It must be dissection day here. I just stumbled across a review of a biography of an important figure in the history of surgery and dissection (not that I have heard of him before.) His name: Astley Cooper. From the New Statesman review:
In 1792, with a revolutionary glint in his eye, he made a pilgrimage to Paris, and was an appalled witness to the violence of the mob as they processed through the streets with bits of the bodies they had torn apart, like a grotesque parody of the enlightened surgical techniques he had gone there to learn....

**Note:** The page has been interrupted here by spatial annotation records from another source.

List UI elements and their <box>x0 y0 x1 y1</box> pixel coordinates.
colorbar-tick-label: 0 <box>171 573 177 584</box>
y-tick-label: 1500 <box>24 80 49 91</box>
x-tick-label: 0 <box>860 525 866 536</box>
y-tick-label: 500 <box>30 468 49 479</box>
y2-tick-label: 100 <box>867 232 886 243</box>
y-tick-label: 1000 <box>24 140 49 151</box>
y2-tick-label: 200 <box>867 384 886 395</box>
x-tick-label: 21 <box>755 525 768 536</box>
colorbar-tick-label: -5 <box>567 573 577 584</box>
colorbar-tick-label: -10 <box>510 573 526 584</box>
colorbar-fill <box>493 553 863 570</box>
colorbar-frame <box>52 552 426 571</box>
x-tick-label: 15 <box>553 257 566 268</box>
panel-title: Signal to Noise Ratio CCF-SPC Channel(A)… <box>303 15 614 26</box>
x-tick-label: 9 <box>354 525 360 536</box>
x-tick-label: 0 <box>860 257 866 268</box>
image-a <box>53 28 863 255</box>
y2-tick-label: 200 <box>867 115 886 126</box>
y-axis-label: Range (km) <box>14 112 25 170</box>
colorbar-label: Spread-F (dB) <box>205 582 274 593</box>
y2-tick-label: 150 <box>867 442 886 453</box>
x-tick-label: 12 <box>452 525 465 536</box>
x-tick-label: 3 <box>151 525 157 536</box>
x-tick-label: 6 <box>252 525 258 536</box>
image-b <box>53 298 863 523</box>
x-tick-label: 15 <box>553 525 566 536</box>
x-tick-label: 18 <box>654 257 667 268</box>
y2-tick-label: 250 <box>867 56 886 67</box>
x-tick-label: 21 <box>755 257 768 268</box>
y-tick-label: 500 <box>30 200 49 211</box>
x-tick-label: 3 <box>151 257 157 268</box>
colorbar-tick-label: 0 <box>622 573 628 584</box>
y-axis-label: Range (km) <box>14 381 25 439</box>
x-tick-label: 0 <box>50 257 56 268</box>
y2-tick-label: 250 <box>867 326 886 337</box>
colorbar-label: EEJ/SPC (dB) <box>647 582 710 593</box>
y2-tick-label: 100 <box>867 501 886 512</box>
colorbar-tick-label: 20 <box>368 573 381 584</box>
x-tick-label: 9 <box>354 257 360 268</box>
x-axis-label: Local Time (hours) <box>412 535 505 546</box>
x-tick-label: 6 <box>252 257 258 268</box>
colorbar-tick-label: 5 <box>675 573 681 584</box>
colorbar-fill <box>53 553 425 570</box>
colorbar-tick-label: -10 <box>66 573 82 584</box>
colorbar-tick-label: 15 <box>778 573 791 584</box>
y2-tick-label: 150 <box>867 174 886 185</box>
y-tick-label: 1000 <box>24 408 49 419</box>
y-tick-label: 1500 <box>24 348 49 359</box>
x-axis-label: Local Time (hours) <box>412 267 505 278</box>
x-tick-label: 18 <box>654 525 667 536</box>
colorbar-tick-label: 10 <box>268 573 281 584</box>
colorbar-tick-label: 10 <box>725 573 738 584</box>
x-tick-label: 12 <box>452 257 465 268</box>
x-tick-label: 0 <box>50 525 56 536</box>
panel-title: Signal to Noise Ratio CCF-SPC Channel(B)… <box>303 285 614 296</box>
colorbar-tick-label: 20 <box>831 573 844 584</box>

Burch doesn't gloss over the unpleasant aspects of Cooper's personality: the vanity that sometimes confused the "theatre" of surgery with a love of self-display; the clumsy sense of humour that led him once to ask his hairdresser to reach into a tub of hair powder which he had replaced with monkey entrails; the willingness to use body-snatchers in his quest for new anatomical specimens; and especially the obsession with dissection that seemed to go well beyond the needs of medical science. If some of Cooper's experiments are hard to stomach, such as his decision to close the urethra of a rabbit merely to see what would happen (the rabbit died a slow and painful death), others are merely hard to fathom. One wonders what contribution to the knowledge of human anatomy was made by his public dissection of, among others, "elephants, cuttlefish, baboons, polar bears, walruses, lemurs, leopards, the lymphatics of a porpoise, kangeroos, tortoises, porcupines, panthers and seals and the stomach of a cormorant".
Quite the dissecting showman, wasn't he.